Le cardinal Lomeli quitta son appartement du palais du Saint-Office peu avant 2 heures du matin et traversa d’un pas rapide les cloîtres sombres du Vatican vers les appartements du pape.

Il priait : Ô Seigneur, il lui reste tant à faire alors que mon utilité à Ton service est terminée. Il est aimé alors que je suis dans l’oubli. Épargne-le, Seigneur. Épargne-le, Prends-moi plutôt que lui.

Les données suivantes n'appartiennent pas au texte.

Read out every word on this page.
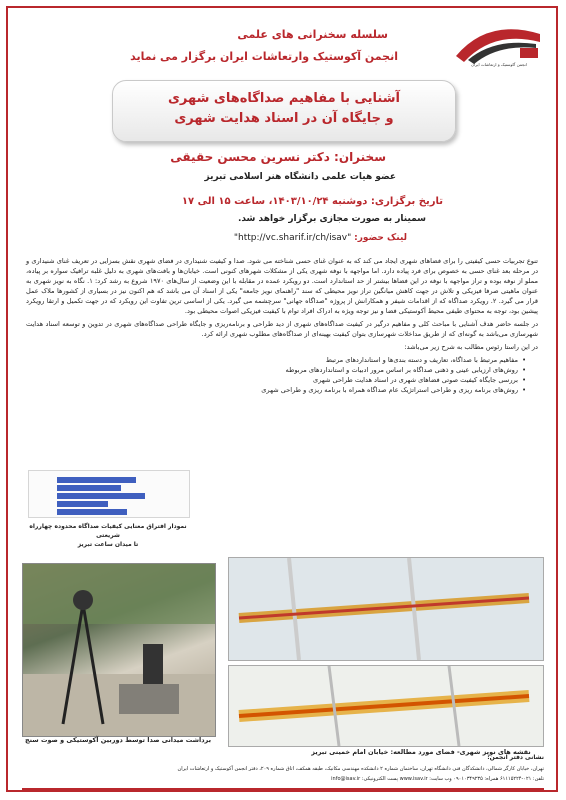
سلسله سخنرانی های علمی
انجمن آکوستیک وارتعاشات ایران برگزار می نماید
انجمن آکوستیک و ارتعاشات ایران
آشنایی با مفاهیم صداگاه‌های شهری
و جایگاه آن در اسناد هدایت شهری
سخنران: دکتر نسرین محسن حقیقی
عضو هیات علمی دانشگاه هنر اسلامی تبریز
تاریخ برگزاری: دوشنبه ۱۴۰۳/۱۰/۲۴، ساعت ۱۵ الی ۱۷
سمینار به صورت مجازی برگزار خواهد شد.
لینک حضور: "http://vc.sharif.ir/ch/isav"

تنوع تجربیات حسی کیفیتی را برای فضاهای شهری ایجاد می کند که به عنوان غنای حسی شناخته می شود. صدا و کیفیت شنیداری در فضای شهری نقش بسزایی در تعریف غنای شنیداری و در مرحله بعد غنای حسی به خصوص برای فرد پیاده دارد. اما مواجهه با نوفه شهری یکی از مشکلات شهرهای کنونی است. خیابان‌ها و بافت‌های شهری به دلیل غلبه ترافیک سواره بر پیاده، مملو از نوفه بوده و تراز مواجهه با نوفه در این فضاها بیشتر از حد استاندارد است. دو رویکرد عمده در مقابله با این وضعیت از سال‌های ۱۹۷۰ شروع به رشد کرد: ۱. نگاه به نویز شهری به عنوان ماهیتی صرفا فیزیکی و تلاش در جهت کاهش میانگین تراز نویز محیطی که سند "راهنمای نویز جامعه" یکی از اسناد آن می باشد که هم اکنون نیز در بسیاری از کشورها ملاک عمل قرار می گیرد. ۲. رویکرد صداگاه که از اقدامات شیفر و همکارانش از پروژه "صداگاه جهانی" سرچشمه می گیرد. یکی از اساسی ترین تفاوت این رویکرد که در جهت تکمیل و ارتقا رویکرد پیشین بود، توجه به محتوای طیفی محیط آکوستیکی فضا و نیز توجه ویژه به ادراک افراد توام با کیفیت فیزیکی اصوات محیطی بود.

در جلسه حاضر هدف آشنایی با مباحث کلی و مفاهیم درگیر در کیفیت صداگاه‌های شهری از دید طراحی و برنامه‌ریزی و جایگاه طراحی صداگاه‌های شهری در تدوین و توسعه اسناد هدایت شهرسازی می‌باشد به گونه‌ای که از طریق مداخلات شهرسازی بتوان کیفیت بهینه‌ای از صداگاه‌های مطلوب شهری ارائه کرد.

در این راستا رئوس مطالب به شرح زیر می‌باشد:

• مفاهیم مرتبط با صداگاه، تعاریف و دسته بندی‌ها و استانداردهای مرتبط
• روش‌های ارزیابی عینی و ذهنی صداگاه بر اساس مرور ادبیات و استانداردهای مربوطه
• بررسی جایگاه کیفیت صوتی فضاهای شهری در اسناد هدایت طراحی شهری
• روش‌های برنامه ریزی و طراحی استراتژیک عام صداگاه همراه با برنامه ریزی و طراحی شهری
نمودار افتراق معنایی کیفیات صداگاه محدوده چهارراه شریعتی
تا میدان ساعت تبریز
برداشت میدانی صدا توسط دوربین آکوستیکی و صوت سنج
نقشه های نویز شهری- فضای مورد مطالعه: خیابان امام خمینی تبریز
نشانی دفتر انجمن:
تهران، خیابان کارگر شمالی، دانشکدگان فنی دانشگاه تهران، ساختمان شماره ۲ دانشکده مهندسی مکانیک، طبقه همکف، اتاق شماره ۲۰۹، دفتر انجمن آکوستیک و ارتعاشات ایران
تلفن: ۰۲۱-۶۱۱۱۵۲۲۴ همراه: ۰۹۰۱۰۳۴۹۲۳۵ وب سایت: www.isav.ir پست الکترونیکی: info@isav.ir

Il remonta péniblement la côte pavée vers la place Sainte-Marthe. Il faisait encore doux et brumeux à Rome et pourtant le cardinal y détectait déjà la première fraîcheur de l’automne. Il bruinait. Le préfet de la Maison pontificale avait semblé dans un tel état de panique, au téléphone, que Lomeli s’attendait à trouver une scène de totale confusion. En réalité, la place était particulièrement déserte, à l’exception d’une ambulance solitaire garée à distante discrète, qui se découpait contre le flanc méridional illuminé de Saint-Pierre. Le plafonnier était allumé, les essuie-glaces balayaient le pare-brise, et le cardinal parvint à distinguer le visage du chauffeur et d’un brancardier. Le chauffeur parlait dans un téléphone portable, et l’évidence s’imposa soudain à Lomeli : ils ne sont pas venus conduire un malade à l’hôpital, ils sont venus chercher un corps.
À l’entrée vitrée de la résidence Sainte-Marthe, le garde suisse le salua, portant un gant blanc au plumet rouge de son casque.

— Éminence.

— Voudriez-vous vous assurer que cet homme n’appelle pas les médias ? répliqua Lomeli avec un signe de tête vers l’ambulance.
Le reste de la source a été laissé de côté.